First things first: Prayers for the good people of Chattanooga. This is appropriate in every instance of tragedy or horrific crime, but the murder of four Marines on Thursday hits a little closer to home for me. I have probably spent more time in Chattanooga than any other city I haven’t lived in. I grew up about 30 miles south of there, and it was often said that the only thing to do in Dalton was to go to Chattanooga. It’s a lovely city that over the past two or three decades has re-imagined itself in a way most other places can only dream of, an achievement that speaks well of the people who live there. Those people need prayers right now, even, of course, if you’ve never set foot in Hamilton County.

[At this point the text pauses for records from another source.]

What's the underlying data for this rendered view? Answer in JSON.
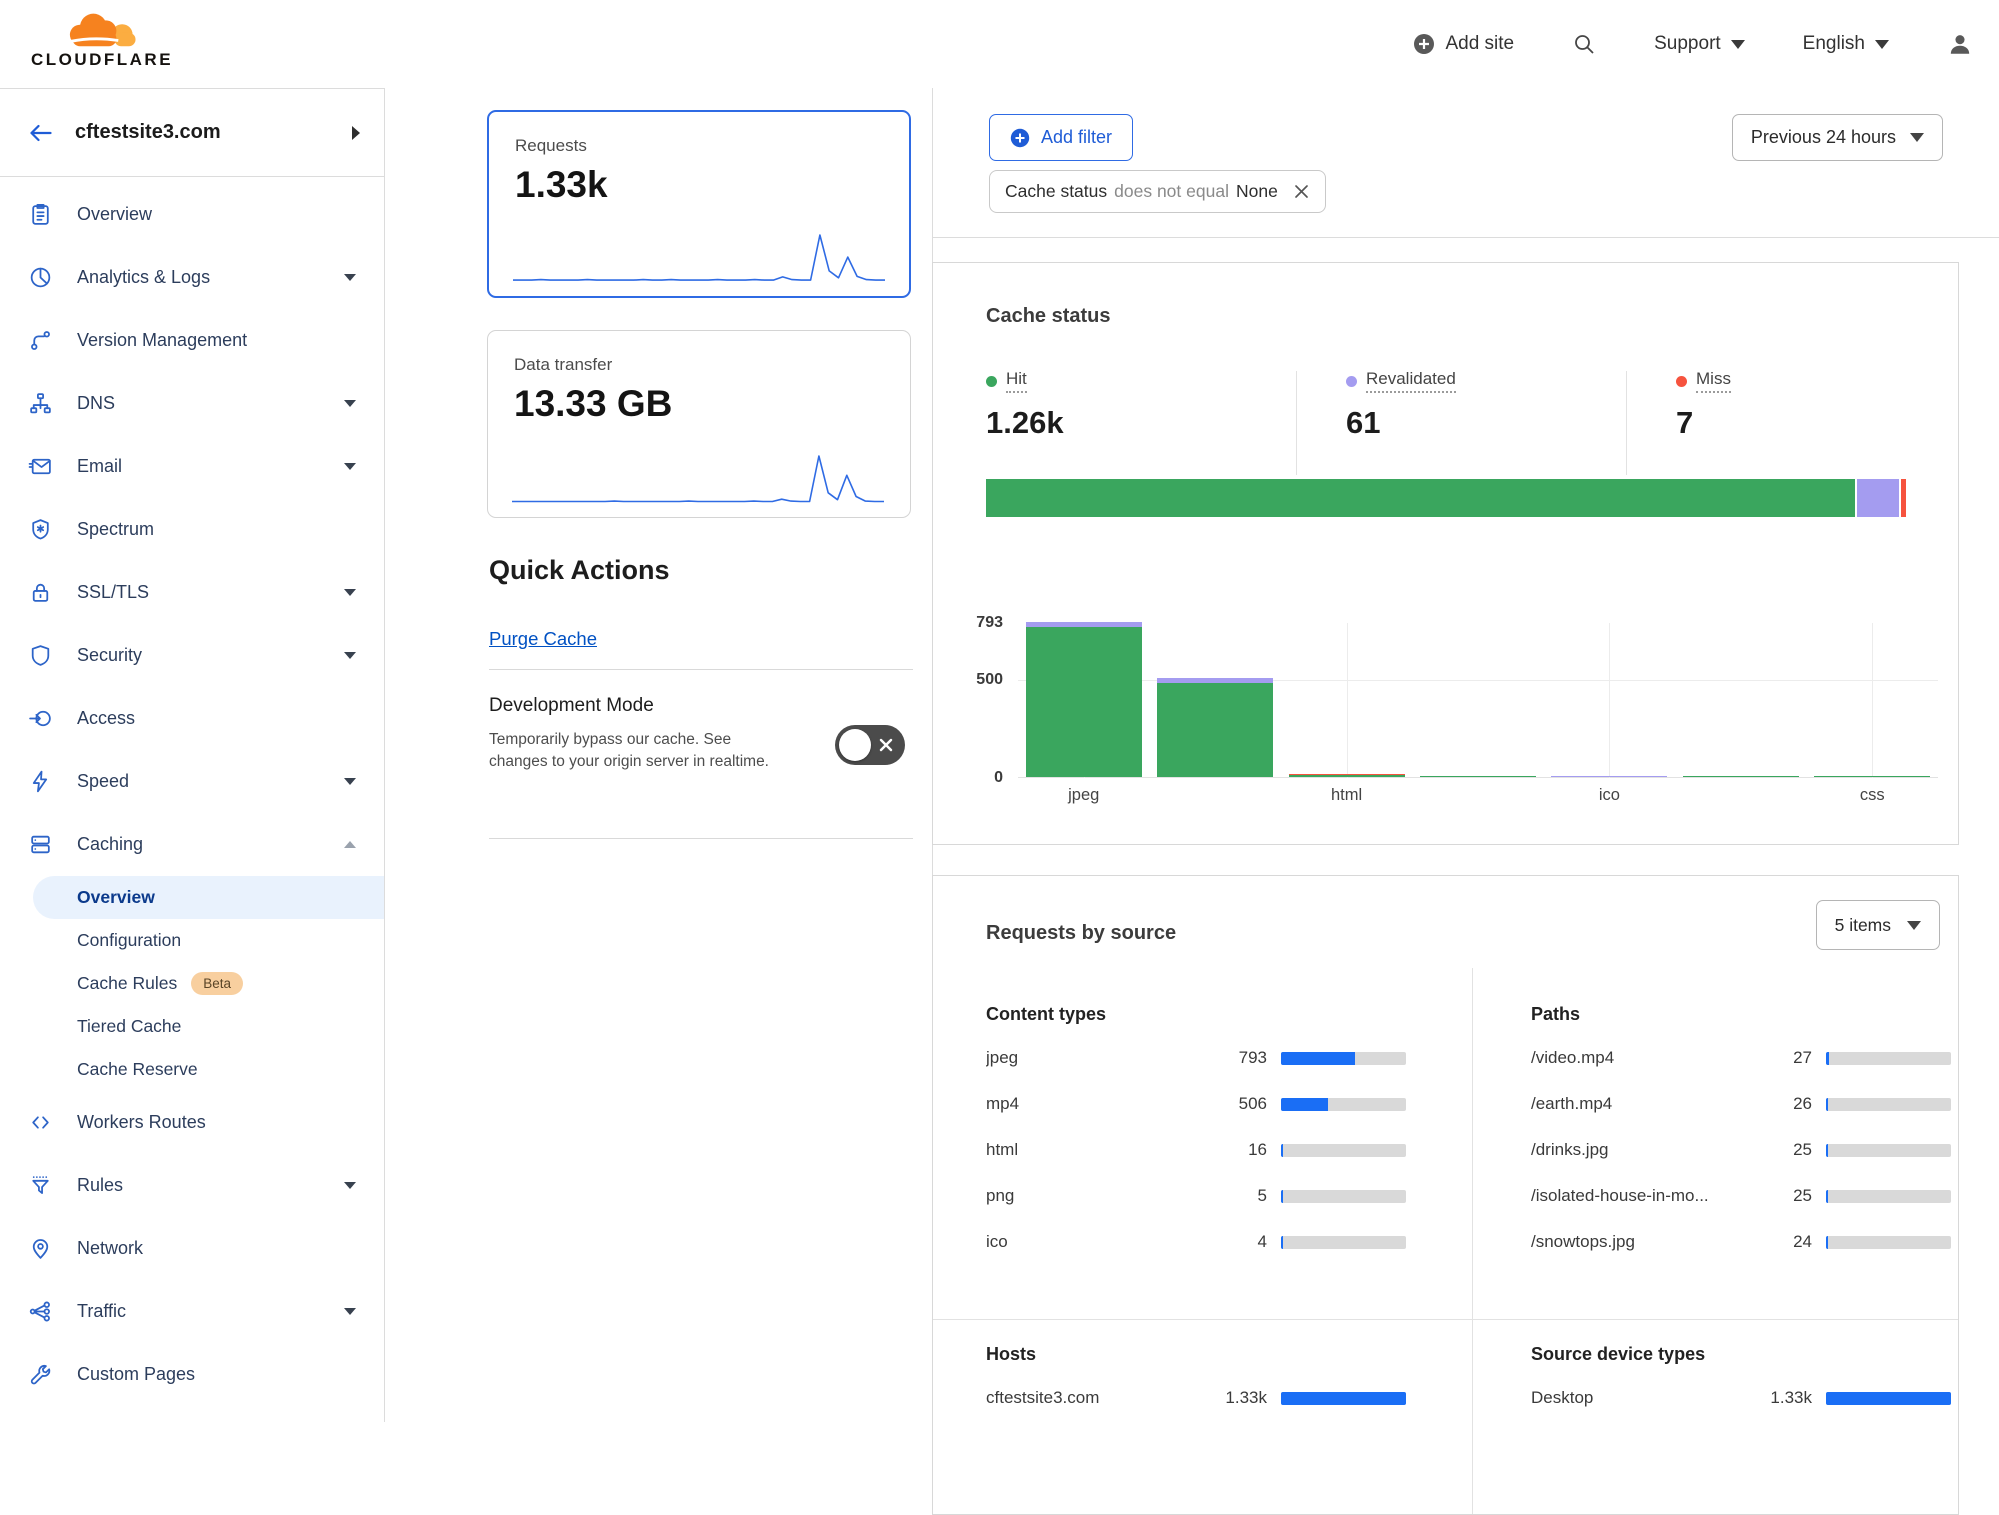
{
  "colors": {
    "accent": "#1f5cd6",
    "link": "#0051c3",
    "sparkline": "#2f6be4",
    "bar_blue": "#1a6ef5",
    "hit_green": "#3aa65e",
    "revalidated_purple": "#a49cf0",
    "miss_red": "#f6533e",
    "brand_orange": "#f6821f",
    "brand_orange_light": "#fbad41"
  },
  "topbar": {
    "brand": "CLOUDFLARE",
    "add_site": "Add site",
    "support": "Support",
    "language": "English"
  },
  "sidebar": {
    "site_name": "cftestsite3.com",
    "items": [
      {
        "label": "Overview"
      },
      {
        "label": "Analytics & Logs",
        "caret": "down"
      },
      {
        "label": "Version Management"
      },
      {
        "label": "DNS",
        "caret": "down"
      },
      {
        "label": "Email",
        "caret": "down"
      },
      {
        "label": "Spectrum"
      },
      {
        "label": "SSL/TLS",
        "caret": "down"
      },
      {
        "label": "Security",
        "caret": "down"
      },
      {
        "label": "Access"
      },
      {
        "label": "Speed",
        "caret": "down"
      },
      {
        "label": "Caching",
        "caret": "up",
        "expanded": true
      },
      {
        "label": "Workers Routes"
      },
      {
        "label": "Rules",
        "caret": "down"
      },
      {
        "label": "Network"
      },
      {
        "label": "Traffic",
        "caret": "down"
      },
      {
        "label": "Custom Pages"
      }
    ],
    "caching_subitems": [
      {
        "label": "Overview",
        "selected": true
      },
      {
        "label": "Configuration"
      },
      {
        "label": "Cache Rules",
        "badge": "Beta"
      },
      {
        "label": "Tiered Cache"
      },
      {
        "label": "Cache Reserve"
      }
    ]
  },
  "summary_cards": [
    {
      "title": "Requests",
      "value": "1.33k",
      "selected": true
    },
    {
      "title": "Data transfer",
      "value": "13.33 GB",
      "selected": false
    }
  ],
  "quick_actions": {
    "title": "Quick Actions",
    "purge_cache_label": "Purge Cache",
    "development_mode": {
      "title": "Development Mode",
      "description": "Temporarily bypass our cache. See changes to your origin server in realtime.",
      "state": "off"
    }
  },
  "filters": {
    "add_filter_label": "Add filter",
    "chip": {
      "field": "Cache status",
      "operator": "does not equal",
      "value": "None"
    },
    "time_range": "Previous 24 hours"
  },
  "cache_status": {
    "title": "Cache status",
    "stats": [
      {
        "label": "Hit",
        "value": "1.26k",
        "color": "#3aa65e"
      },
      {
        "label": "Revalidated",
        "value": "61",
        "color": "#a49cf0"
      },
      {
        "label": "Miss",
        "value": "7",
        "color": "#f6533e"
      }
    ]
  },
  "requests_by_source": {
    "title": "Requests by source",
    "items_dropdown": "5 items"
  },
  "chart_data": [
    {
      "id": "requests_sparkline",
      "type": "line",
      "title": "Requests",
      "total_display": "1.33k",
      "note": "unlabeled sparkline, shape estimated from pixels",
      "values": [
        2,
        2,
        2,
        3,
        2,
        2,
        2,
        2,
        3,
        2,
        2,
        2,
        2,
        2,
        3,
        2,
        2,
        3,
        2,
        2,
        2,
        2,
        3,
        2,
        2,
        2,
        3,
        2,
        2,
        9,
        3,
        2,
        2,
        100,
        22,
        7,
        52,
        10,
        3,
        2,
        2
      ]
    },
    {
      "id": "data_transfer_sparkline",
      "type": "line",
      "title": "Data transfer",
      "total_display": "13.33 GB",
      "note": "unlabeled sparkline, shape estimated from pixels",
      "values": [
        1,
        1,
        1,
        1,
        1,
        1,
        1,
        1,
        1,
        1,
        1,
        2,
        1,
        1,
        1,
        1,
        1,
        1,
        1,
        2,
        1,
        1,
        1,
        1,
        1,
        1,
        2,
        1,
        1,
        6,
        2,
        1,
        1,
        100,
        20,
        5,
        58,
        12,
        2,
        1,
        1
      ]
    },
    {
      "id": "cache_status_distribution",
      "type": "stacked_bar_horizontal",
      "title": "Cache status",
      "series": [
        {
          "name": "Hit",
          "value": 1260,
          "color": "#3aa65e"
        },
        {
          "name": "Revalidated",
          "value": 61,
          "color": "#a49cf0"
        },
        {
          "name": "Miss",
          "value": 7,
          "color": "#f6533e"
        }
      ]
    },
    {
      "id": "cache_status_by_type",
      "type": "stacked_column",
      "categories": [
        "jpeg",
        "mp4",
        "html",
        "png",
        "ico",
        "",
        "css"
      ],
      "x_labels_visible": [
        "jpeg",
        "html",
        "ico",
        "css"
      ],
      "ylim": [
        0,
        793
      ],
      "yticks": [
        0,
        500,
        793
      ],
      "grid": true,
      "series": [
        {
          "name": "Hit",
          "color": "#3aa65e",
          "values": [
            765,
            480,
            9,
            5,
            0,
            2,
            1
          ]
        },
        {
          "name": "Revalidated",
          "color": "#a49cf0",
          "values": [
            28,
            26,
            0,
            0,
            4,
            0,
            0
          ]
        },
        {
          "name": "Miss",
          "color": "#f6533e",
          "values": [
            0,
            0,
            7,
            0,
            0,
            0,
            0
          ]
        }
      ]
    },
    {
      "id": "content_types",
      "type": "bar",
      "title": "Content types",
      "scale_max": 1333,
      "categories": [
        "jpeg",
        "mp4",
        "html",
        "png",
        "ico"
      ],
      "values": [
        793,
        506,
        16,
        5,
        4
      ],
      "display": [
        "793",
        "506",
        "16",
        "5",
        "4"
      ]
    },
    {
      "id": "paths",
      "type": "bar",
      "title": "Paths",
      "scale_max": 1333,
      "categories": [
        "/video.mp4",
        "/earth.mp4",
        "/drinks.jpg",
        "/isolated-house-in-mo...",
        "/snowtops.jpg"
      ],
      "values": [
        27,
        26,
        25,
        25,
        24
      ],
      "display": [
        "27",
        "26",
        "25",
        "25",
        "24"
      ]
    },
    {
      "id": "hosts",
      "type": "bar",
      "title": "Hosts",
      "scale_max": 1333,
      "categories": [
        "cftestsite3.com"
      ],
      "values": [
        1330
      ],
      "display": [
        "1.33k"
      ]
    },
    {
      "id": "source_device_types",
      "type": "bar",
      "title": "Source device types",
      "scale_max": 1333,
      "categories": [
        "Desktop"
      ],
      "values": [
        1330
      ],
      "display": [
        "1.33k"
      ]
    }
  ]
}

After the prayers will come, as usual, a deep look at how something like this could happen, and what we could do to prevent another one. And if past experience is any guide, this examination and any debate it sparks will look and sound different from what comes after many other mass shootings. It won’t focus mostly on gun control.
That’s because the shooter, identified by authorities as Muhammad Youssef Abdulazeez of nearby Hixson, Tennessee, is presumed by many to have committed an act of Islamic terrorism. Any links between Abdulazeez, who also died Thursday, and terrorist organizations are still being explored. But Abdulazeez reportedly traveled to Jordan for several months last year, and may have made other trips to the Middle East; he is also said to have been born in Kuwait, so that could explain at least some of the trips. Exactly which weapon Abdulazeez used, and how he got it, will be of some note. But that will almost certainly get less attention than his motives as a likely jihadist, and we are unlikely to see the crime used as a rallying cry for clamping down on gun sales.
Similarly, last month’s terrible shooting in Charleston, which left nine people dead, has led to the end of a decades-long presence of the Confederate battle flag at South Carolina’s state capitol but caused barely a blip regarding gun control. President Obama brought up the issue almost immediately, yet it has scarcely received attention since then. Instead, the focus is drawn to Dylann Roof’s motives based on his public embrace of the symbols of white supremacists.
So there seems to be a significant degree of public acceptance that, when Islamic terrorism or racial hatred is at work, the type of weapon used is almost a footnote. This is probably because it is widely documented that Islamic terrorists have used a variety of weapons to carry out attacks, as have white supremacists. The most infamous attack on a black church, recall, was a bombing: of Birmingham’s 16th Street Baptist Church in 1963, killing four young girls. Instead, however superficial the object of focus might be — the battle flag didn’t make Roof kill nine people at Emanuel AME Church, even if it was time for it to be taken down in Columbia — it seems to be broadly understood that we should prioritize addressing the reasons someone might do something so awful, not the tools they would use to do it.
By coincidence, the attack in Chattanooga took place on the same day James Eagan Holmes was convicted of first-degree murder in the 2012 massacre at a movie theater in Aurora, Colorado, which left 12 people dead and many more wounded. While jurors rejected Holmes’ defense that he was legally insane at the time of the shooting, there is little question he suffered from some kind of mental illness — just like the killers at Sandy Hook, Virginia Tech, Tucson and so many other places.
Why we focus on racism and jihad more than guns in some shootings, but guns more than mental illness in others, is something of a mystery. Severe mental illnesses like the ones involved in those shootings are difficult to address, no doubt. But their existence is no more intractable (and arguably less so) than the scourges of racism or jihad, or the prevalence of guns. If we reluctantly accept that terrorists or white supremacists will find some means of killing the objects of their hatred, it is hard to believe schizophrenics would be held in check without access to an arbitrary list of certain firearms. It’s a kind of national schizophrenia on our part that we recognize it’s the motive, not the means, in some cases but not others.